In summary, evidence from simple tests indicate that, while results are mixed, the Hulbert Stock Newsletter Sentiment Index may have a little power to predict future stock market returns over near-term horizons.
Cautions regarding these findings include:
- As noted above, given the variability of returns, sample and subsample sizes are often small for reliable inference.
- The testing approach used above is in-sample. An investor operating in real time would not know all the data. A realistic scenario would require: (1) a continuous sample of HSNSI over an extended period; (2) a real trading vehicle with frictions; and, (3) a trading rule based solely on HSNSI thresholds derived only from historical values known to date.

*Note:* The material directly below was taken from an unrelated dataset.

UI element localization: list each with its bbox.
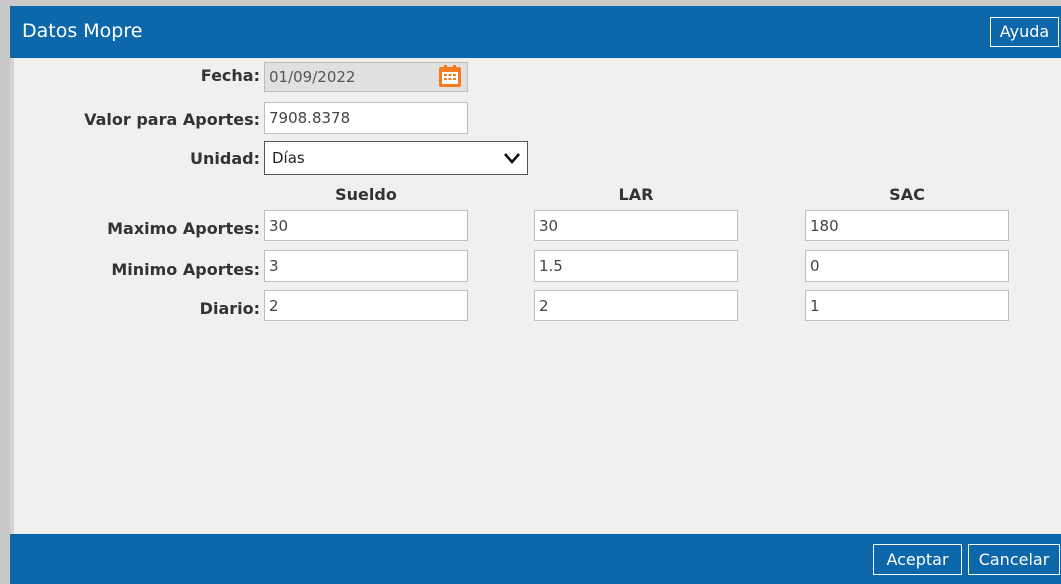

- The study described in “Purifying Stock Market Sentiment Indicators” finds that poll-based sentiment indicators, including HSNSI, are proxies for past stock market behavior and that they add little or no value to indicators based purely on historical price metrics.
See below for Mark Hulbert’s comments on a prior iteration of this analysis.
On 10/31/08, Mark Hulbert wrote:
Thanks for your rigorous analysis of the Hulbert Stock Newsletter Sentiment Index. I am sorry you had such limited data with which to conduct your analysis, which — as you conceded — greatly reduces the potential power of any test results. We have found–using our data set back to 1985, and correcting for various statistical biases, including the ones you mention–markedly greater statistical significance than you found from your more limited sample.
Response:
The sample used derives from the nearly [now well over] 200 mentions of the Hulbert Stock Newsletter Sentiment Index in MarketWatch columns over the past 6+ [now 9+] years. It may be that there is some skew in the published data, or that the predictive power of the index varies over time (and has diminished). If you have made public your study of the index, we will be glad to cite it. Or, if you make public the complete dataset, we will be glad to run analyses on the complete set, as well as subsets to test robustness over time.